Decreased topoisomerase II (Topo II) activity results in resistance to antineoplastic agents targeting this enzyme. Dox1V derived from human multiple myeloma RPMI 8226 demonstrated a 4-fold resistance to doxorubicin in the absence of MDR1 overexpression or topo II mutations. Consistent with its drug resistant phenotype, a 2- to 3-fold decrease in topo II expression was identified. To investigate the molecular basis for decreased topo II expression in Dox1V, a semi-quantitative analysis of Topo II activity, protein level and mRNA transcript were performed.

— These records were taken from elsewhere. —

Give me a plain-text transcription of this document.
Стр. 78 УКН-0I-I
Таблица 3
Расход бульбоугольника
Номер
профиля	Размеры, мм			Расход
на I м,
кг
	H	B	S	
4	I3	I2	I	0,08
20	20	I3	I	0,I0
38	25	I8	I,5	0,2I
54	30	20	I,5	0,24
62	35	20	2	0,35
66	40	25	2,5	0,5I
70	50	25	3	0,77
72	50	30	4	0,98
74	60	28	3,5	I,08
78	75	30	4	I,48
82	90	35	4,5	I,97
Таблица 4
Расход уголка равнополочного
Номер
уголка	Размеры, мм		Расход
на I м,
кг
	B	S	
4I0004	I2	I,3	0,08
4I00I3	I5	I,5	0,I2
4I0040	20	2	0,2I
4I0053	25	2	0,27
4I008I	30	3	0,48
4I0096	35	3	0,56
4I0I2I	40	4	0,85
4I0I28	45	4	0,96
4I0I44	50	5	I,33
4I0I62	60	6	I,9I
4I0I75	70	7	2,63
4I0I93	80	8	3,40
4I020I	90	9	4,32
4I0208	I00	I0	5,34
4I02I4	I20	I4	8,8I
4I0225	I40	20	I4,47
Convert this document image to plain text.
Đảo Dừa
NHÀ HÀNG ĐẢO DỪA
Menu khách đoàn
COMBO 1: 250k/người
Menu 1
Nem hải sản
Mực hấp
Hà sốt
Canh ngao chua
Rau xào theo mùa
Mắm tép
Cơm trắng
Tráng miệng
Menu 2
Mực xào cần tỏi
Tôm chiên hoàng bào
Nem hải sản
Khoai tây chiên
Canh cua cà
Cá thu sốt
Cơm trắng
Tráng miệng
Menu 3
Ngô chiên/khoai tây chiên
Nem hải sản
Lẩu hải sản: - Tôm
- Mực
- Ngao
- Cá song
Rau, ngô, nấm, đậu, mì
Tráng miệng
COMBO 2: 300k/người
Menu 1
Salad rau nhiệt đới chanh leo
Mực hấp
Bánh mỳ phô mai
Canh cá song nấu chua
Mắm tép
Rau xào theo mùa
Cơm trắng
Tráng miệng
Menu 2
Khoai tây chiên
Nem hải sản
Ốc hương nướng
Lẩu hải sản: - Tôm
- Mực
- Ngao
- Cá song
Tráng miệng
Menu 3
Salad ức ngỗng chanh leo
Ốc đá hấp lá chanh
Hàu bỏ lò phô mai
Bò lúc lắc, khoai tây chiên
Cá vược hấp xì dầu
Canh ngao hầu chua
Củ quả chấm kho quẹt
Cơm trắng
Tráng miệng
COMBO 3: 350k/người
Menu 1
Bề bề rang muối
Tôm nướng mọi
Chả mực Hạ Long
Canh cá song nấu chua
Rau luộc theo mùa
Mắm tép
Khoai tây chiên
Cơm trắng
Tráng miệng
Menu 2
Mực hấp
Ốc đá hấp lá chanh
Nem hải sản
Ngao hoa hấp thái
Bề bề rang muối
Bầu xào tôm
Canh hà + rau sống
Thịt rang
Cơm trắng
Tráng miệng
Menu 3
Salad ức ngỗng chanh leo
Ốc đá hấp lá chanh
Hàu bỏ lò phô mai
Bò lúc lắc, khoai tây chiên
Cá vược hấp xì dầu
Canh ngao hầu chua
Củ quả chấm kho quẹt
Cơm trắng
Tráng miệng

The results demonstrated that reduced Topo II activity is due to a decreased mRNA level. Southern blot and sequencing experiments revealed wild-type sequence of the topo II promoter in the drug resistant cells. Transient gene expression assays demonstrated that topo II is transcriptionally down-regulated in Dox1V independent of the promoter sequence of the endogenous alleles. Instead, the activity of a ubiquitous transcription factor CP-1 (NF-Y) interacting with the topo II promoter is decreased. The decrease in CP-1/NF-Y activity in Dox1V is correlated well with the decrease in topo II transcriptional activity, transcript level, Topo II protein and enzyme activity. Therefore, transcriptional down-regulation resulted from a reduced CP-1/NF-Y activity is responsible for decreased topo II expression in Dox1V cells.